Professor Emeritus, Department of Philosophy, Pennsylvania State University
Dr. Alphonso Lingis is Professor Emeritus of Philosophy at Pennsylvania State University. He is an internationally renowned phenomenologist who has published innovative work on art, architecture, sculpture, animality, embodiment, and continental philosophy. He has translated works by Emmanuel Levinas and Maurice Merleau-Ponty. He has travelled to many of the world’s most impoverished and overlooked places as part of his ongoing attempt to articulate a theory of community not rooted in some privileged ideal of sameness. Some of his publications include Excesses: Eros and Culture, Dangerous Emotions, and, most recently, Violence and Splendor.
PhD candidate, Department of English, University of Pennsylvania
Riley McGuire, a former Mosaic student intern and a graduate of the Department of English, Film, and Theatre at the University of Manitoba, is currently a doctoral candidate in the Department of English at the University of Pennsylvania. He studies Victorian literature, queer theory, popular culture, and representations of voice and speech pathology. Riley is currently one of the co-ordinators of the Gender and Sexuality Studies Reading Group.

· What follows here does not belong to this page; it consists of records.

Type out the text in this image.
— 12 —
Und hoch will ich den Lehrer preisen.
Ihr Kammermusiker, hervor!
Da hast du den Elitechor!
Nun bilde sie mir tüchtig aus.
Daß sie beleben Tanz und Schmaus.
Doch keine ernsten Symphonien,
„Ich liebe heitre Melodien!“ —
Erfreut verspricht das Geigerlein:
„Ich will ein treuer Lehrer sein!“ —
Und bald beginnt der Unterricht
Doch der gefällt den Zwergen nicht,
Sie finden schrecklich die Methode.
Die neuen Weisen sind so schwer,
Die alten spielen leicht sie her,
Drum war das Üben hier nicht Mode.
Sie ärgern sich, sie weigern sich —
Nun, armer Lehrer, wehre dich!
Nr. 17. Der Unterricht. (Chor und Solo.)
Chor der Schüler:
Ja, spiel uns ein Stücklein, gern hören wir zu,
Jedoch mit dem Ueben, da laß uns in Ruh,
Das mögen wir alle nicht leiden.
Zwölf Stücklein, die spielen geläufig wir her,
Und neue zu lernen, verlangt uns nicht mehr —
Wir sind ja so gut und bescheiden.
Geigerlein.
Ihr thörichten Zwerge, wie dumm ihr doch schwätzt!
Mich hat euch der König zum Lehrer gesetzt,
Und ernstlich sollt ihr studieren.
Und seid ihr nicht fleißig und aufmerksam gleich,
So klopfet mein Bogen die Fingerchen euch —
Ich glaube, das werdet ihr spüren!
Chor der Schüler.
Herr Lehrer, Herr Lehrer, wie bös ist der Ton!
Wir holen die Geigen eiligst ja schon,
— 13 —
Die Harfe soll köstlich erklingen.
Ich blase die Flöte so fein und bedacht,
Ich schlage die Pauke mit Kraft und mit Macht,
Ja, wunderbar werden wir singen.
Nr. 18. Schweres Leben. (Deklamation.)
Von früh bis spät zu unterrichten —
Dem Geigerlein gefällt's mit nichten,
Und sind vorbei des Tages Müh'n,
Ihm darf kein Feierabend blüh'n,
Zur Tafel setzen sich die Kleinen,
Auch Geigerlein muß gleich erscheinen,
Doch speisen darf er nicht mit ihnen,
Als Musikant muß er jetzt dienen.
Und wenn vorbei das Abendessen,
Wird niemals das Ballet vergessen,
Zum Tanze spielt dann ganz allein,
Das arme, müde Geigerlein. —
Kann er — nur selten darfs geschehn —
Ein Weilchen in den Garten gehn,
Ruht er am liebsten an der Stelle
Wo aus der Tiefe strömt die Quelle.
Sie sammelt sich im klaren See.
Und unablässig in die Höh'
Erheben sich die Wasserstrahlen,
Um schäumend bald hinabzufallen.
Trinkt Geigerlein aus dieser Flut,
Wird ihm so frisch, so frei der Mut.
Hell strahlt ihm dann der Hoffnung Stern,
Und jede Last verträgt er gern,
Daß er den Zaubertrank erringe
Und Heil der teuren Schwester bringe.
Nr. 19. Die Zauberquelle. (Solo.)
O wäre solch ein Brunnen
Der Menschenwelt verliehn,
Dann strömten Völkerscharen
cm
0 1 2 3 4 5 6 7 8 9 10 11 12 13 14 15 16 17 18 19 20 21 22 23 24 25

Adjunct Professor, Department of Philosophy, DePaul University
“Herzensschatzi Komm: Our Future Handedness and Collaborative Beeing”
Danielle Meijer is Adjunct Professor of Philosophy at DePaul University, director of Aleph World Fusion Dance in Chicago, and an accomplished traditional dancer. She specializes in the classical dances of South India, Java, and Bali; Turkish cabaret; and American tribal-style belly dance.
Professor Emeritus, School of Architecture and Landscape Architecture, University of British Columbia; Patkau Architects, Vancouver
Fellow of the Royal Architectural Institute of Canada, Honorary Fellow of the American Institute of Architects and the Royal Institute of British Architects, and member of the Royal Canadian Academy of Art, Patricia Patkau began her award-winning career in Winnipeg, graduating with a Bachelor of Interior Design in 1974 from the University of Manitoba (where she also met her husband and business partner, John Patkau) before completing her Master of Architecture in 1978 at Yale University and opening Patkau Architects in Edmonton, Alberta that same year. In 2004 she was named a Member of the Order of Canada. She has lectured extensively across Canada, the United States, and Europe and is Professor Emeritus at the School of Architecture and Landscape Architecture at the University of British Columbia. Since Patkau Architects moved to Vancouver in 1984, she has won 13 Governor General’s Medals in Architecture, including one for Winnipeg’s Millennium Library and one for the University of Manitoba’s ARTlab, collaborating with Winnipeg’s LM Architects on both projects. Patkau’s buildings engage architecture as a critical cultural activity necessarily responsive to ecological concerns and sustainability.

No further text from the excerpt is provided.